For schools and departments of nursing, 2021 was a pivotal year around curriculum when the American Association of Colleges of Nursing (AACN) announced a new competency-based model and framework for educating nurses.

“The AACN is the organization that establishes the curriculum standards for baccalaureate, master’s and doctoral level nursing programs,” said Bonnie J. Walden, RNC-OB, chair of the nursing department at Nazareth University, who explained that in 2021 the AACN updated their The Essentials: Core Competencies for Professional Nursing Education to embrace a more competency-based approach to nursing education.

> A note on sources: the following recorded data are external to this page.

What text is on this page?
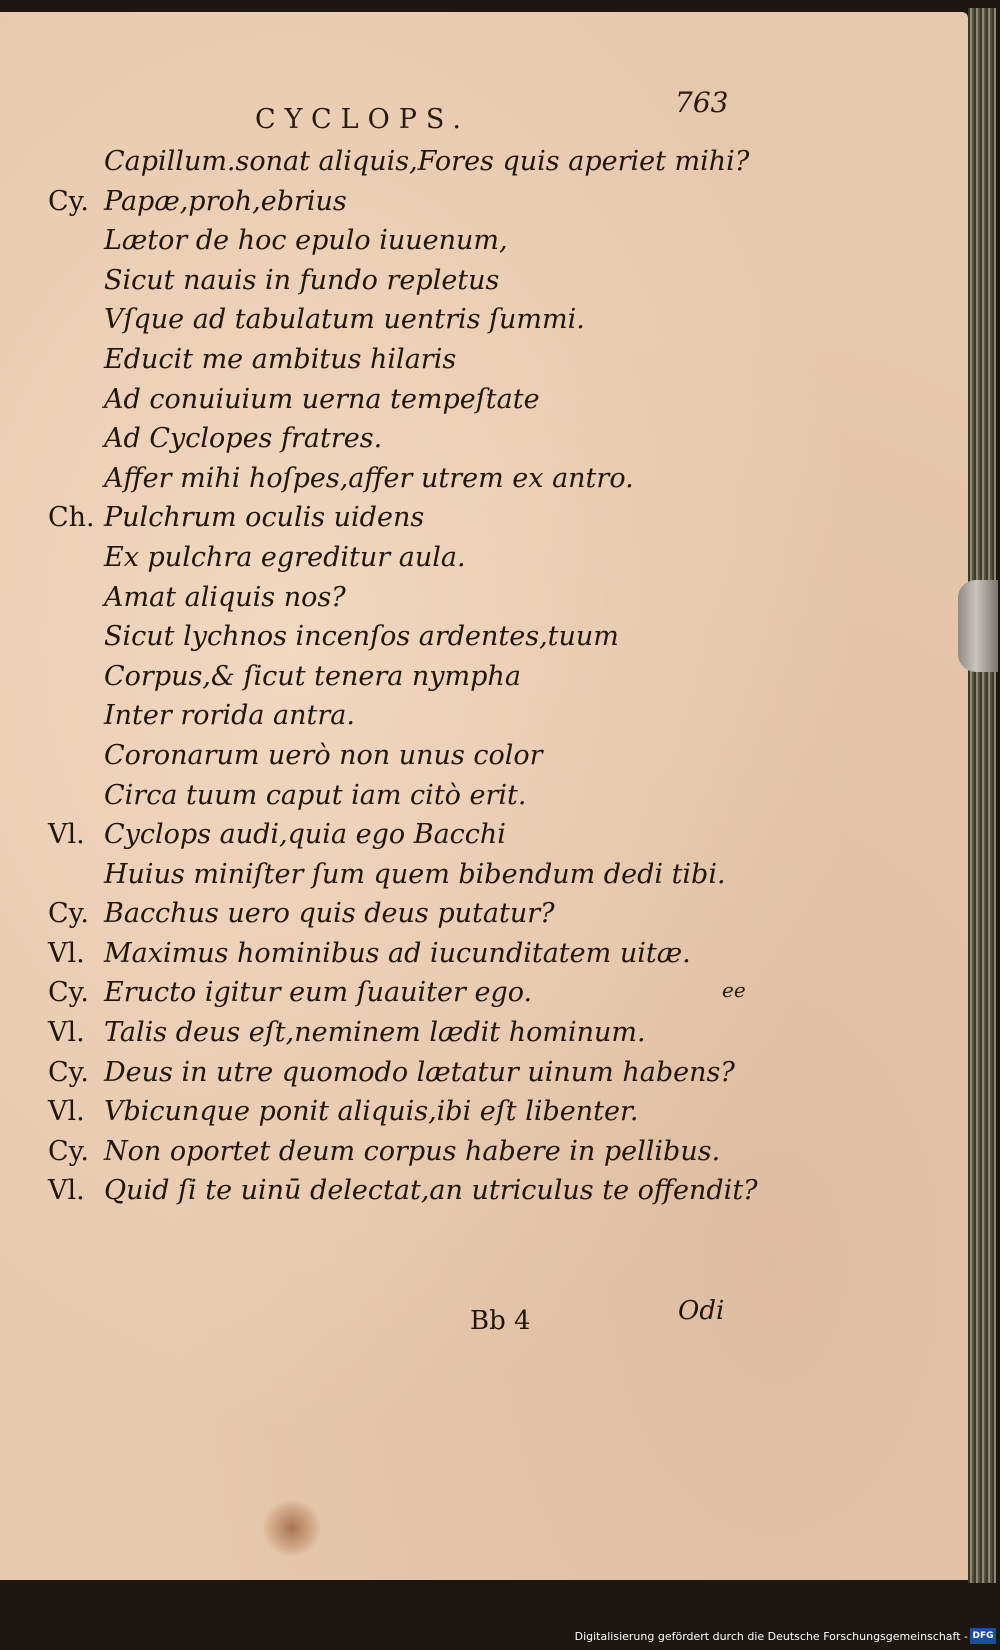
CYCLOPS.
763
Capillum.sonat aliquis,Fores quis aperiet mihi?
Cy. Papæ,proh,ebrius
Lætor de hoc epulo iuuenum,
Sicut nauis in fundo repletus
Vſque ad tabulatum uentris ſummi.
Educit me ambitus hilaris
Ad conuiuium uerna tempeſtate
Ad Cyclopes fratres.
Affer mihi hoſpes,affer utrem ex antro.
Ch. Pulchrum oculis uidens
Ex pulchra egreditur aula.
Amat aliquis nos?
Sicut lychnos incenſos ardentes,tuum
Corpus,& ſicut tenera nympha
Inter rorida antra.
Coronarum uerò non unus color
Circa tuum caput iam citò erit.
Vl. Cyclops audi,quia ego Bacchi
Huius miniſter ſum quem bibendum dedi tibi.
Cy. Bacchus uero quis deus putatur?
Vl. Maximus hominibus ad iucunditatem uitæ.
Cy. Eructo igitur eum ſuauiter ego.
Vl. Talis deus eſt,neminem lædit hominum.
Cy. Deus in utre quomodo lætatur uinum habens?
Vl. Vbicunque ponit aliquis,ibi eſt libenter.
Cy. Non oportet deum corpus habere in pellibus.
Vl. Quid ſi te uinū delectat,an utriculus te offendit?
ee
Bb 4	Odi
Digitalisierung gefördert durch die Deutsche Forschungsgemeinschaft - DFG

The AACN, which has a membership of more than 875 schools of nursing nationwide, defines competency-based education as “a system of instruction, assessment, feedback, self-reflection and academic reporting that is based on students demonstrating that they have learned the knowledge, attitudes, motivations, self-perceptions, and skills expected of them as they progress through their education.”

Tricia Gatlin

“The whole idea behind competency-based education is that you have a nurse that is more workforce ready, has demonstrated all of these competencies that we say are essential to practice and that their skills are transferable over all spheres of care,” said Tricia K. Gatlin, R.N. Ph.D. dean of the Wegmans School of Nursing at St. John Fisher University.

Among the benefits of a competency-based education according to AACN are student-centered learning, inclusive education, individualized learning, clear expectations, real-world relevance, enhanced faculty-student relationships, collaborative learning, practice readiness and personal growth.

“This type of learning does make the student the center of the learning, and it does make them responsible for their learning, but it also requires the faculty to be able to be in it with the student to be able to give them both formative and summative evaluation feedback,” Gatlin said. “We’ve spent a lot of time in our faculty development developing the faculty and making the rubrics to be able to give both that formative and summative feedback and helping them develop those rubrics to determine what it looks like when a student is competent.”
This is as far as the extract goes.